Après la grève, pendant la médiation, les chauffeurs de taxi parisiens à l'initiative de l'intersyndicale se donnent rendez-vous à la Bourse du Travail Lundi 24 Février à 14 heures pour débattre et faire des propositions au médiateur Thevenoud.
Cette initiative louable par son côté participatif, ne concerne pas que les chauffeurs de taxi parisiens.  En vérité elle concerne la société toute entière, et plus encore, la question du transport public à titre onéreux bien au delà des frontières de l'Hexagone.
Peut-être l'ignoriez vous, mais les conflits récents observés à Paris à l'initiative des chauffeurs de taxis sont monnaie courante depuis quelques temps un peu partout dans le Monde. 

Ce qui est donc en jeu actuellement sur la surface du globe, c'est la façon dont on consommera le transport public demain à la faveur du progrès technologique, de la révolution numérique mobile avec l'émergence massive dans nos poches des smartphones.

Petit retour en arrière :
En Décembre 2008 Garett Camp qui souhaitait se rendre à la conférence organisée par Loïc LE MEUR "Le web" cherche un taxi à Paris... Il n'en trouve pas (vous trouverez quelques explications ici sur la pénurie de taxis à Paris) , et décide de créer Uber.
A son retour à San Francisco en 2009, il convainc Travis Kalanick de le rejoindre et de lever des fonds pour financer son idée après avoir développé un premier "pilote" sur Iphone :

- Localiser des véhicules sur une carte, les solliciter via texto pour se faire transporter d'un point A à un point B.

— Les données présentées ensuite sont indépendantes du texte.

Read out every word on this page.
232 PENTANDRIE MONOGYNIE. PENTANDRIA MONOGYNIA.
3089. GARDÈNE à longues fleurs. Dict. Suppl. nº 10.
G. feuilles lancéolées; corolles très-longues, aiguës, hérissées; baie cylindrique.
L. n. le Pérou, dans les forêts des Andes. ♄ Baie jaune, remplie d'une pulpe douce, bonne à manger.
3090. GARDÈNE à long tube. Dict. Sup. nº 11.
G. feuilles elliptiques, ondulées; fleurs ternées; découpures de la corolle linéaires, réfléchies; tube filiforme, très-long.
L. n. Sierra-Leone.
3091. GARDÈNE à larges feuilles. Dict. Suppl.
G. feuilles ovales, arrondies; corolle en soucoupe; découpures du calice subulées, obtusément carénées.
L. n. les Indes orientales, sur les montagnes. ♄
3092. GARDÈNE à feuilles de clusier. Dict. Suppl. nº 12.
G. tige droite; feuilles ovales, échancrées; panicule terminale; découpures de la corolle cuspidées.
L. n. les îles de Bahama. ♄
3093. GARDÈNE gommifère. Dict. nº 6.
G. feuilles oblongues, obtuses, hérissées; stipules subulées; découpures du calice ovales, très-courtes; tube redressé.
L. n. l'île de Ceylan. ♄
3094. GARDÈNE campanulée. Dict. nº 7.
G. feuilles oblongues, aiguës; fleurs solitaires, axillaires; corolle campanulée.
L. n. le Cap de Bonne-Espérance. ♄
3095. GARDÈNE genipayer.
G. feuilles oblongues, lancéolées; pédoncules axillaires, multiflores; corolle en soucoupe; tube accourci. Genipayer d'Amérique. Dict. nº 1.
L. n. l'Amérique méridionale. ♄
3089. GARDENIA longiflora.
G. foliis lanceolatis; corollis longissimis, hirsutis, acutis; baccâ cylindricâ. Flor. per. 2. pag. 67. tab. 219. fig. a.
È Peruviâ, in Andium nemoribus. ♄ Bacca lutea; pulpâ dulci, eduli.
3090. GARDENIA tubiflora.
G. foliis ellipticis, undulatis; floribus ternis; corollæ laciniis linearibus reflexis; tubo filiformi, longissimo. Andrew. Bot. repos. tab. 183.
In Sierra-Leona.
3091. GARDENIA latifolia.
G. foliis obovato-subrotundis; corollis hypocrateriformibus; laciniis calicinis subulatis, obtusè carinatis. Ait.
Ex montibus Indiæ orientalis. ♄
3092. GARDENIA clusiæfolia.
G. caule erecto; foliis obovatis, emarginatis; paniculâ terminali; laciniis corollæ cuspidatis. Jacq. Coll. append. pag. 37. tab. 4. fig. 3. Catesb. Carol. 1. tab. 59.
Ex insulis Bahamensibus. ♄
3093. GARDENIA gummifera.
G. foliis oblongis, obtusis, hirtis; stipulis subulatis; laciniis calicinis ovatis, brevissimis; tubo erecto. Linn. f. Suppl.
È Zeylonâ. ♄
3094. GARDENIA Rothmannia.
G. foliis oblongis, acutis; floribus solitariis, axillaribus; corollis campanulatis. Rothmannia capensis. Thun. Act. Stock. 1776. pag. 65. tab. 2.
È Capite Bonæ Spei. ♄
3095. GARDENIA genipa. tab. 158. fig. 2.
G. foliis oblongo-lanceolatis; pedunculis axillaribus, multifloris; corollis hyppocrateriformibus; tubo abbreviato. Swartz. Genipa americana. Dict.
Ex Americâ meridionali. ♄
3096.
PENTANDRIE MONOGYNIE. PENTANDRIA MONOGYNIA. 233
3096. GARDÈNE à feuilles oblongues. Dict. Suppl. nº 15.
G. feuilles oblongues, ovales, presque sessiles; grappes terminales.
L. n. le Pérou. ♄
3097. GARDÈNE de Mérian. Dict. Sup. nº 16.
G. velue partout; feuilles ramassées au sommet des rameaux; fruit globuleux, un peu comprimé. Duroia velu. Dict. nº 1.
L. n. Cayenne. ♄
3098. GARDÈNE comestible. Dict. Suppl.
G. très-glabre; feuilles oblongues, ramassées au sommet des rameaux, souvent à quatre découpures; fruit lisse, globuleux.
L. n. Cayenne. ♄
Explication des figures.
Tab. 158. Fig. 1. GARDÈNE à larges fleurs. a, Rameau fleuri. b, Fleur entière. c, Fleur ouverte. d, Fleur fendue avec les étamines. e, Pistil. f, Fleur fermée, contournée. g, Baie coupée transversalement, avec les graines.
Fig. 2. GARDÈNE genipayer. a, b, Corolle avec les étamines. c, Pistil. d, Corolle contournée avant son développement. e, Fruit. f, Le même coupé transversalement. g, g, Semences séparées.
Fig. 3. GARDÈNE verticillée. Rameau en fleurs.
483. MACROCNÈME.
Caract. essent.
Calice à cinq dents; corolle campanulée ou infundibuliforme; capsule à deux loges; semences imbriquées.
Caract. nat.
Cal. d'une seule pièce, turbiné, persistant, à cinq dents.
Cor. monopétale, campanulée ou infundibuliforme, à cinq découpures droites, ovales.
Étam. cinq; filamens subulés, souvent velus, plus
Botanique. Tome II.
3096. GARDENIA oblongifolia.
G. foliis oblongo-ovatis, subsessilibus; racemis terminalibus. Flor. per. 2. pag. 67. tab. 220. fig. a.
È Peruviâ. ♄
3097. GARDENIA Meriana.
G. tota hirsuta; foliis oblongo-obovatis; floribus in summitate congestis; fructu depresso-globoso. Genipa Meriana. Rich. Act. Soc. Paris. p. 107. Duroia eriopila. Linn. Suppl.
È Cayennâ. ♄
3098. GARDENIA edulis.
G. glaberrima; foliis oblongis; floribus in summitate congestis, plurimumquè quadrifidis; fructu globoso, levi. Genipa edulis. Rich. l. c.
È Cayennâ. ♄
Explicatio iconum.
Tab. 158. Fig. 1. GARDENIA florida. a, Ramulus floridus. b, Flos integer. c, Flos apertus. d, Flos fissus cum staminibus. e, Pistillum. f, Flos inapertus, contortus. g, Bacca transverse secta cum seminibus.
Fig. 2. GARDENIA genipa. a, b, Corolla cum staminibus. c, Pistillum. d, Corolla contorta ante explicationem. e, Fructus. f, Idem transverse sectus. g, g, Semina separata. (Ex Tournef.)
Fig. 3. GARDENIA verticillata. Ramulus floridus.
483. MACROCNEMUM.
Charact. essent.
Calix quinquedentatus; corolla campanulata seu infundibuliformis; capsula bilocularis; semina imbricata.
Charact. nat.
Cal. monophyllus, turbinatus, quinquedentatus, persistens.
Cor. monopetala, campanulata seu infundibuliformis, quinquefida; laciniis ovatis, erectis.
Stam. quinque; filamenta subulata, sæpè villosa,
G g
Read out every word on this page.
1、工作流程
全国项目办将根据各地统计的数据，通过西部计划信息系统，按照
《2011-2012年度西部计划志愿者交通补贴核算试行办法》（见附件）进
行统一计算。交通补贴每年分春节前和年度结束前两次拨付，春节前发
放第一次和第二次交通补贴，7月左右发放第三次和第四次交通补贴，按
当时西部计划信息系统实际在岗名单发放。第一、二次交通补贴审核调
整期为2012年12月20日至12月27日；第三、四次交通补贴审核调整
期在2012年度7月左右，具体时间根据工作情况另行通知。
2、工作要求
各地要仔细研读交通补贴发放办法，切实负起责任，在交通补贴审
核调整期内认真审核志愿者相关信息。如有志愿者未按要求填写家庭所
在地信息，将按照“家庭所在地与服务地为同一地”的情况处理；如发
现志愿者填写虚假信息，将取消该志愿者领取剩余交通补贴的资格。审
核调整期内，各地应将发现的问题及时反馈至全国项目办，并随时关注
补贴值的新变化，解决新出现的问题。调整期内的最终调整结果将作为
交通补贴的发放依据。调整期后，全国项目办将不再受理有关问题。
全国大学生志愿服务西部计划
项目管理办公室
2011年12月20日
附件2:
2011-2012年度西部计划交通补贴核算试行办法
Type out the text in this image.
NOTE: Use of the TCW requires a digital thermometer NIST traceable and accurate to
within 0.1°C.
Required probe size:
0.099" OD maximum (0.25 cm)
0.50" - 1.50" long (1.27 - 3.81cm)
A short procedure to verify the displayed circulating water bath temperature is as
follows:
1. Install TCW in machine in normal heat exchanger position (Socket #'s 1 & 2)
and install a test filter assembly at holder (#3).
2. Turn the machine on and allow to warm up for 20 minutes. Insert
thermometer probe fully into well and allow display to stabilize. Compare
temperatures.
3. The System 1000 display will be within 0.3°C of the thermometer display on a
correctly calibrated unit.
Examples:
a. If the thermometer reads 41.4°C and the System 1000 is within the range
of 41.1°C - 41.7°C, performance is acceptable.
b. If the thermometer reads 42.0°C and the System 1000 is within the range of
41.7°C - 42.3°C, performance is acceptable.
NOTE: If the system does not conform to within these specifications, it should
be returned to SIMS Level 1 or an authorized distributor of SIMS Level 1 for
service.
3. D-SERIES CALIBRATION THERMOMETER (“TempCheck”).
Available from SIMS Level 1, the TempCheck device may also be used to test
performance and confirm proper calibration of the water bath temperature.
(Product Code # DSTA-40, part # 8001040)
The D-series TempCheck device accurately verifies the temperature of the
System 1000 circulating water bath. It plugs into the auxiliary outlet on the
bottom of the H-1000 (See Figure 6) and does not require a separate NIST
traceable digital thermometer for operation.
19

Quelques années plus tard, l'entreprise est devenue une multinationale avec un système technologique hyper performant fonctionnant en GPRS et par internet, des chauffeurs par milliers ont été affiliés dans soixante sept villes du monde entier, des centaines de milliers de clients ont téléchargé l'application. Google Ventures a investi massivement 258 millions de dollars après une première levée de fonds déjà remarquable de 32 millions de dollars...

En quatre années à peine, Uber s'est doté d'une rampe de lancement qui lui confère une capacité à devenir aussi gros que des géants tels Facebook, Amazon, Google et Apple... les "big four" ou autres "FAGA"...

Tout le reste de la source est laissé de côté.